John: That’s really important to how we as a team view the work we’re doing, the idea of innovation. We’ve spent time with really innovative companies: Google, Venmo, PayPal. I don’t think it’s an overstatement to say we have assembled the most advanced payments team in the market.

So on the technical side, how does Highnote make innovation possible?

Kin: We built our infrastructure from the ground up. We created a unified platform that provides flexible money movements faster than anyone out there. And importantly, we created it within the past year, with technologies that weren’t around 10 years ago, when some of the incumbents in the space were launched.

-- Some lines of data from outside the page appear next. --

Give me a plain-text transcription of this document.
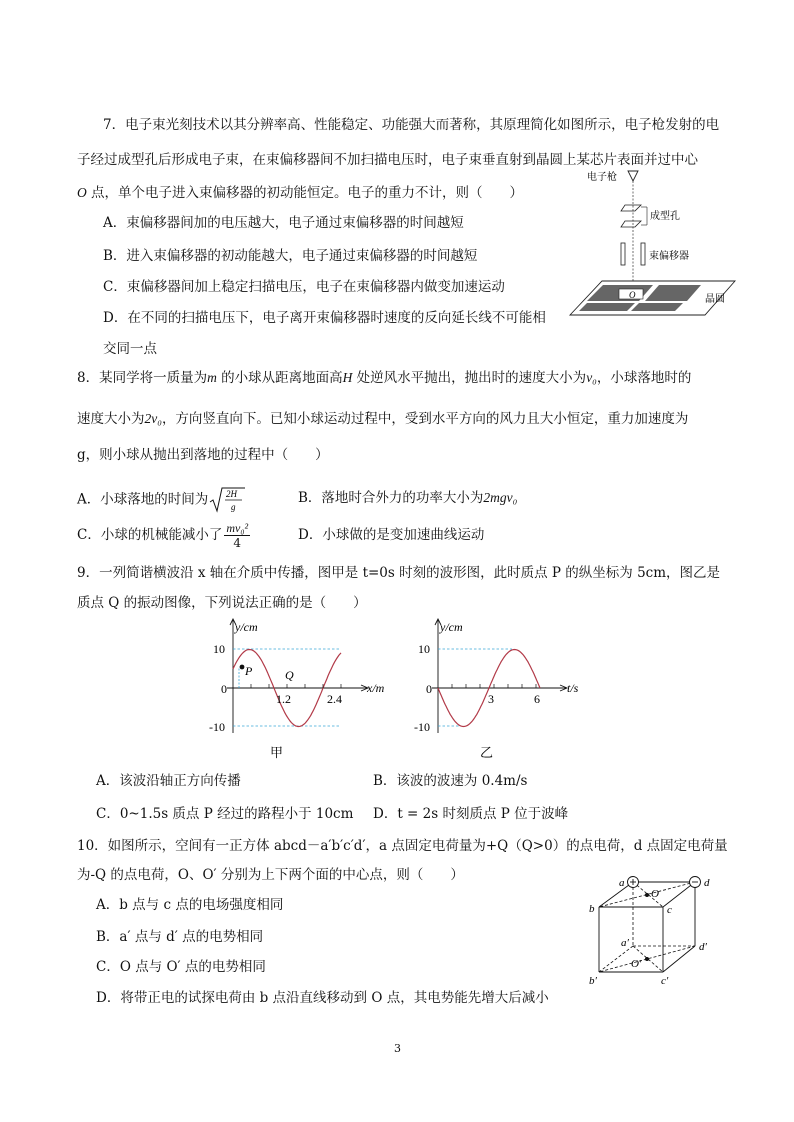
7．电子束光刻技术以其分辨率高、性能稳定、功能强大而著称，其原理简化如图所示，电子枪发射的电
子经过成型孔后形成电子束，在束偏移器间不加扫描电压时，电子束垂直射到晶圆上某芯片表面并过中心
O 点，单个电子进入束偏移器的初动能恒定。电子的重力不计，则（　　）
A．束偏移器间加的电压越大，电子通过束偏移器的时间越短
B．进入束偏移器的初动能越大，电子通过束偏移器的时间越短
C．束偏移器间加上稳定扫描电压，电子在束偏移器内做变加速运动
D．在不同的扫描电压下，电子离开束偏移器时速度的反向延长线不可能相
交同一点
电子枪
成型孔
束偏移器
O	晶圆
8．某同学将一质量为m 的小球从距离地面高H 处逆风水平抛出，抛出时的速度大小为v₀，小球落地时的
速度大小为2v₀，方向竖直向下。已知小球运动过程中，受到水平方向的风力且大小恒定，重力加速度为
g，则小球从抛出到落地的过程中（　　）
A．小球落地的时间为 2H
g
B．落地时合外力的功率大小为2mgv₀
C．小球的机械能减小了 $\frac{\text{mv₀²}}{4}$	D．小球做的是变加速曲线运动
9．一列简谐横波沿 x 轴在介质中传播，图甲是 t=0s 时刻的波形图，此时质点 P 的纵坐标为 5cm，图乙是
质点 Q 的振动图像，下列说法正确的是（　　）
y/cm
x/m
10
0
-10
1.2	2.4
P	Q
甲
y/cm
t/s
10
0
-10
3	6
乙
A．该波沿轴正方向传播	B．该波的波速为 0.4m/s
C．0~1.5s 质点 P 经过的路程小于 10cm D．t = 2s 时刻质点 P 位于波峰
10．如图所示，空间有一正方体 abcd－a′b′c′d′，a 点固定电荷量为+Q（Q>0）的点电荷，d 点固定电荷量
为-Q 的点电荷，O、O′ 分别为上下两个面的中心点，则（　　）
A．b 点与 c 点的电场强度相同
B．a′ 点与 d′ 点的电势相同
C．O 点与 O′ 点的电势相同
D．将带正电的试探电荷由 b 点沿直线移动到 O 点，其电势能先增大后减小
a	d
b	c
O
a′	d′
b′	c′
O′
3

One straightforward example is that we built Highnote with GraphQL APIs, which allows for unparalleled customization. The outcome for clients is that they can A / B test, respond to outcomes, and make better business decisions. Our data models and application domains are architected to support configurations and customizations that unlock use cases that are deemed too difficult to overcome by some rigid platforms out there.

Our infrastructure also enables us to deliver speed to market that’s unmatched in the industry. We’re talking launches in weeks, not months.

John: The status quo meant that emerging enterprises were excluded from being able to innovate in ways that let them differentiate via embedded finance. Our platform lets them realize their potential and deliver exemplary products and services to their customers – and therefore truly compete on a more level playing field.

What do you see Highnote enabling your customers to do?

John: We’re making embedded payments accessible to our customers and we know that by doing this, they'll innovate in ways we can't even imagine right now.

This is on the scale of how Uber couldn’t have existed without the smartphone.

It’s going to unleash the creativity of emerging enterprises. One of the reasons we’re so excited about coming out of stealth is that we absolutely cannot wait to see what our customers build.

Kin: If you can dream it, you can realize it on the Highnote platform. Our platform is that flexible.